A young man bathed in second-hand grief and grubby foolishness sat up and nodded at her. He had been watching everything with great interest. “You better check to see if that’s real money,” he said to the woman. “He might just be some kind of cuckoo puff getting his kicks messing with young gals.”

She flipped through the bills, felt them, studied them. “It sure does seem like real money,” she said. She put the cash to her nose. “Smells like money.”

“Is that right?” the young man said. He adjusted his grimy ball cap. “I guess it is your lucky day… But I sure do hope he’s not some old perv waiting for you out in the parking lot. You know, expecting a favor in return. You might want to be worried about that. He might snatch you up and carry you away.”

The woman wondered about what the young man said. Maybe it was too good to be true. Maybe she was in some sort of danger. Nobody does things like this. Not in this world. Everything has a price.

She stuffed the cash into her purse, got up out of the chair and went outside. The Tire Shop Space Lord was not in the parking lot. She carefully made her way down a grassy slope toward the busy street. She looked left, then right. Then she saw him. He was sitting all alone on a bench at a nearby bus stop.
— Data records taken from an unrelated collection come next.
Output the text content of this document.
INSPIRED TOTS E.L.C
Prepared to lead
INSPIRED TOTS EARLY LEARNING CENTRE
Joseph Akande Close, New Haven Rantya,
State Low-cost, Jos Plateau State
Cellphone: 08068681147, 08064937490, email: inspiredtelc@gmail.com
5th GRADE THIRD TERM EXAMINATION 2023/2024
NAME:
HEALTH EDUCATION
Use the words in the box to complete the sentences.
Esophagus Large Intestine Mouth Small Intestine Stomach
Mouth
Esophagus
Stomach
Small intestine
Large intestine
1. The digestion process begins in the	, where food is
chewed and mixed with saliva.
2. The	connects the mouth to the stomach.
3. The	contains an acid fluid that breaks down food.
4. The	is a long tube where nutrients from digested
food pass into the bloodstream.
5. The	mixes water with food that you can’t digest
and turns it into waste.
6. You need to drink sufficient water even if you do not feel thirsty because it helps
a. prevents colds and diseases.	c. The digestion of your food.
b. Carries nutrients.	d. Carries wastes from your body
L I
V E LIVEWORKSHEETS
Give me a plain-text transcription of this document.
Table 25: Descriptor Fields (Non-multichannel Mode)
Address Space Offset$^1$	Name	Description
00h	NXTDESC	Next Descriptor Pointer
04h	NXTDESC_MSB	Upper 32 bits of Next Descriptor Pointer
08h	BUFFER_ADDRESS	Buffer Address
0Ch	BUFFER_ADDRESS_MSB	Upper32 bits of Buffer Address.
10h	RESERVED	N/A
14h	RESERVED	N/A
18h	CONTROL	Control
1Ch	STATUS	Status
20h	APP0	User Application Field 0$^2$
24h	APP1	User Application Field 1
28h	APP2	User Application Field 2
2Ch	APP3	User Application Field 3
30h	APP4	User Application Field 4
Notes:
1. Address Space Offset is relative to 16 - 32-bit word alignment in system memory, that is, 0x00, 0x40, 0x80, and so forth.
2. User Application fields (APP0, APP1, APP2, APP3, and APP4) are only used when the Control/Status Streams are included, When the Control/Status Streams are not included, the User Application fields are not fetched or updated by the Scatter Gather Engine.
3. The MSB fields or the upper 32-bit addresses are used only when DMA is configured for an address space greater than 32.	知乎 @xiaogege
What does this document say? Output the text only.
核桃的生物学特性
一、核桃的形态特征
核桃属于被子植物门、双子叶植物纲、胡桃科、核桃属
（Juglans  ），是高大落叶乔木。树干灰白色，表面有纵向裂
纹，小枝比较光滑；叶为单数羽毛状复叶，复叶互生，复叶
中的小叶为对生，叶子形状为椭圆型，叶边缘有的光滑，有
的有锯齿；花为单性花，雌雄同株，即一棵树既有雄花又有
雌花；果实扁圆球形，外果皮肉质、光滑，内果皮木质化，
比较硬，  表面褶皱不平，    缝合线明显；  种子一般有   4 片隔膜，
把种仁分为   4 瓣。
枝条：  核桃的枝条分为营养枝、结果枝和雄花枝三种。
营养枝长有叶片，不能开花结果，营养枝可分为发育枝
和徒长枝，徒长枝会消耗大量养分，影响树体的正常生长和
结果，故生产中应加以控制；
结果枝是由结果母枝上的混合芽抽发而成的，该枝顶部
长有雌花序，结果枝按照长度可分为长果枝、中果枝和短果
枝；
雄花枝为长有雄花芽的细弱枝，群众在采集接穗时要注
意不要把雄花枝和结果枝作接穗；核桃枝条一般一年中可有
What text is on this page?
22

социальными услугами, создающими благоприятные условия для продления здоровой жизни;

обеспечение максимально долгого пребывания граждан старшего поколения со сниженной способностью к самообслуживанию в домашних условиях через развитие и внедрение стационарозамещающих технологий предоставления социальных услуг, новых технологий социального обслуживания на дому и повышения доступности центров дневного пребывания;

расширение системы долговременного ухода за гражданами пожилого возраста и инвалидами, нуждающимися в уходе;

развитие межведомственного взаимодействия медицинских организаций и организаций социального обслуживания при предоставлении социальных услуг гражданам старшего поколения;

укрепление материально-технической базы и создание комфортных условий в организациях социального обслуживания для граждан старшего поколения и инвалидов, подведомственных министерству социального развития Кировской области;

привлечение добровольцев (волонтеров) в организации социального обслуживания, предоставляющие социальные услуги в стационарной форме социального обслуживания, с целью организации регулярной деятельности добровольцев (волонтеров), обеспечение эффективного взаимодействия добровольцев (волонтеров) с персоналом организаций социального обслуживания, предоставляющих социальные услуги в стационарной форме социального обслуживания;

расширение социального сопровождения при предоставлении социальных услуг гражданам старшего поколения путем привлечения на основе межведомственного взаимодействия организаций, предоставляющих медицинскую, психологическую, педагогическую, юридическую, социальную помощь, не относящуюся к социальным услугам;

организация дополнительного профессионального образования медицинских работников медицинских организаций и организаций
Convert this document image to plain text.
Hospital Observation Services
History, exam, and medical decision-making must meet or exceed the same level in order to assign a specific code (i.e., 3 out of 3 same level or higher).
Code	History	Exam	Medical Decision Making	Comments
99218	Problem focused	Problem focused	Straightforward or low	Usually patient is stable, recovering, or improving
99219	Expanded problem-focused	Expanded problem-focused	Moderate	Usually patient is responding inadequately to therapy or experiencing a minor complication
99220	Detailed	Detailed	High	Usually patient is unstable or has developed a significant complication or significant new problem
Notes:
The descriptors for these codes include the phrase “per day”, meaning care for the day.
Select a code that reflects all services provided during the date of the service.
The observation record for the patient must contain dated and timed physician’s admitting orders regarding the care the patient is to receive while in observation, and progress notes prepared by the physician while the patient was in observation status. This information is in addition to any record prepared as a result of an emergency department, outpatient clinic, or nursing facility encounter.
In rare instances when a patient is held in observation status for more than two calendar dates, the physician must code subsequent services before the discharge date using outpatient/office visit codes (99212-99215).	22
And time rushed by quickly and the long, windowed silver minnow machine passed by her overhead and temporarily blotted out the sun. It paused at the stop where he was, and she watched the beam of light come down and touch him, and the ship drew him toward its lit belly and swallowed him like a reverse birth before shooting off to wherever they were from.

END



2 thoughts on “The Tire Shop Space Lord

  1. This is such a likable story, starting with the reference to Wilford Brimley. May each of us have an encounter like this one with our own Space Lord. Thanks!